Indian Kannada-language drama film

Namma Magu (Our Child) is a 2020 Indian Kannada-language drama film directed, produced, and written by K. Ganeshan, who co-stars in the film alongside Mevishna. The film is about child trafficking. The film was the first Kannada film to be screened at UNESCO's International Organization for Migration.

==Cast==
- Mevishna (credited as Baby Mevishna)
- K. Ganeshan as a photographer

==Production==
K. Ganeshan was inspired by a girl selling pens at a junction in Bengaluru near his workplace.
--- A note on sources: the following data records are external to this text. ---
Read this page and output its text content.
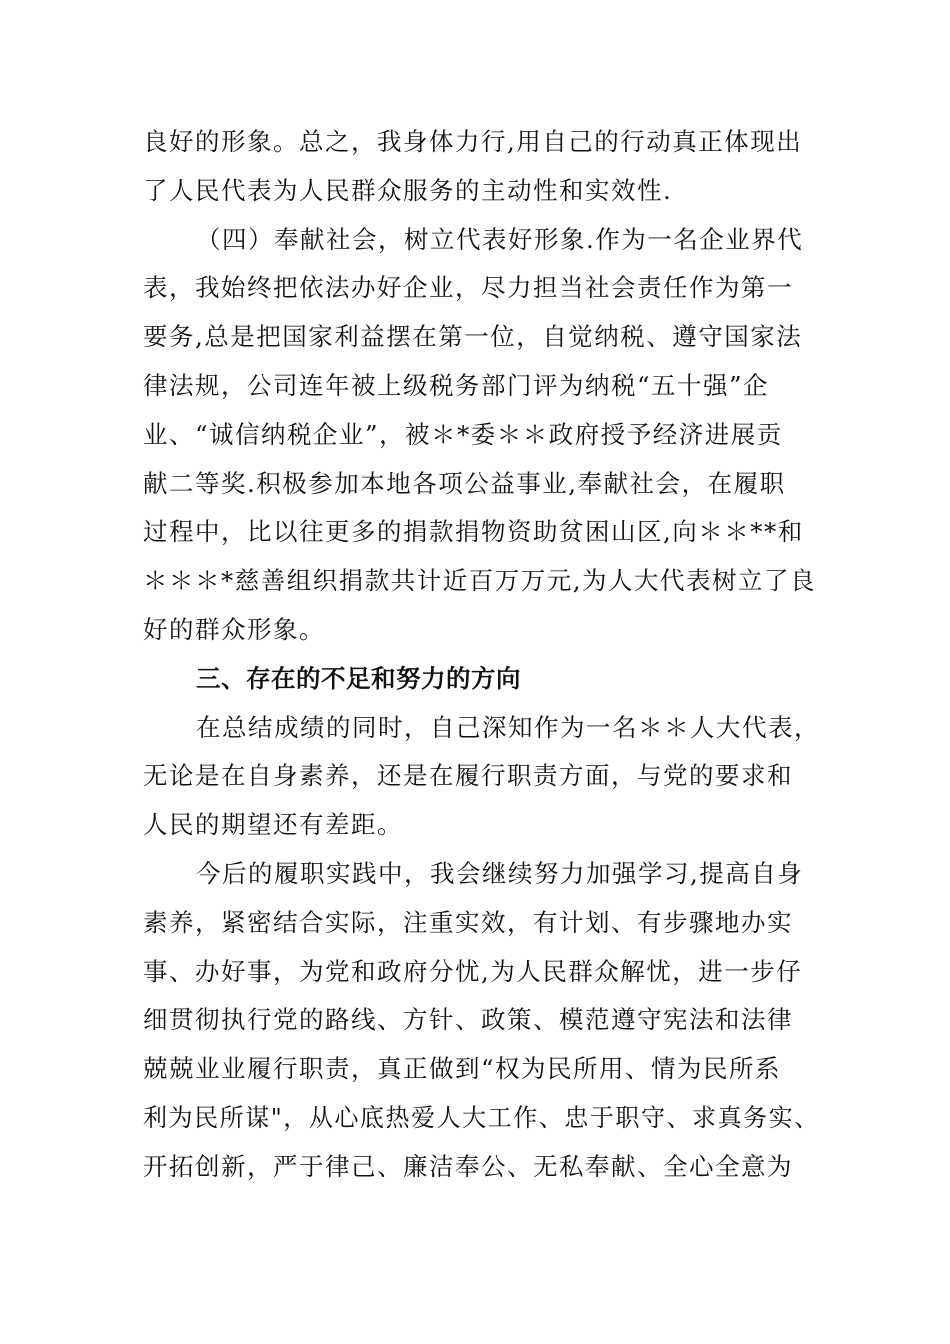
良好的形象。总之，我身体力行,用自己的行动真正体现出
了人民代表为人民群众服务的主动性和实效性.
（四）奉献社会，树立代表好形象.作为一名企业界代
表，我始终把依法办好企业，尽力担当社会责任作为第一
要务,总是把国家利益摆在第一位，自觉纳税、遵守国家法
律法规，公司连年被上级税务部门评为纳税“五十强”企
业、“诚信纳税企业”，被＊*委＊＊政府授予经济进展贡
献二等奖.积极参加本地各项公益事业,奉献社会，在履职
过程中，比以往更多的捐款捐物资助贫困山区,向＊＊**和
＊＊＊*慈善组织捐款共计近百万万元,为人大代表树立了良
好的群众形象。
三、存在的不足和努力的方向
在总结成绩的同时，自己深知作为一名＊＊人大代表，
无论是在自身素养，还是在履行职责方面，与党的要求和
人民的期望还有差距。
今后的履职实践中，我会继续努力加强学习,提高自身
素养，紧密结合实际，注重实效，有计划、有步骤地办实
事、办好事，为党和政府分忧,为人民群众解忧，进一步仔
细贯彻执行党的路线、方针、政策、模范遵守宪法和法律
兢兢业业履行职责，真正做到“权为民所用、情为民所系
利为民所谋"，从心底热爱人大工作、忠于职守、求真务实、
开拓创新，严于律己、廉洁奉公、无私奉献、全心全意为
She was reportedly brought there from a Kolkata gang, who had chopped her tongue so she would not communicate. Part of the film was shot in Karnataka. The film was made in 2017 but was not released till 2020 due to the film not getting any subsidy from the Karnataka state or central government.

==Accolades==
K. Ganeshan won the Best Director award at the Moscow International Film Festival.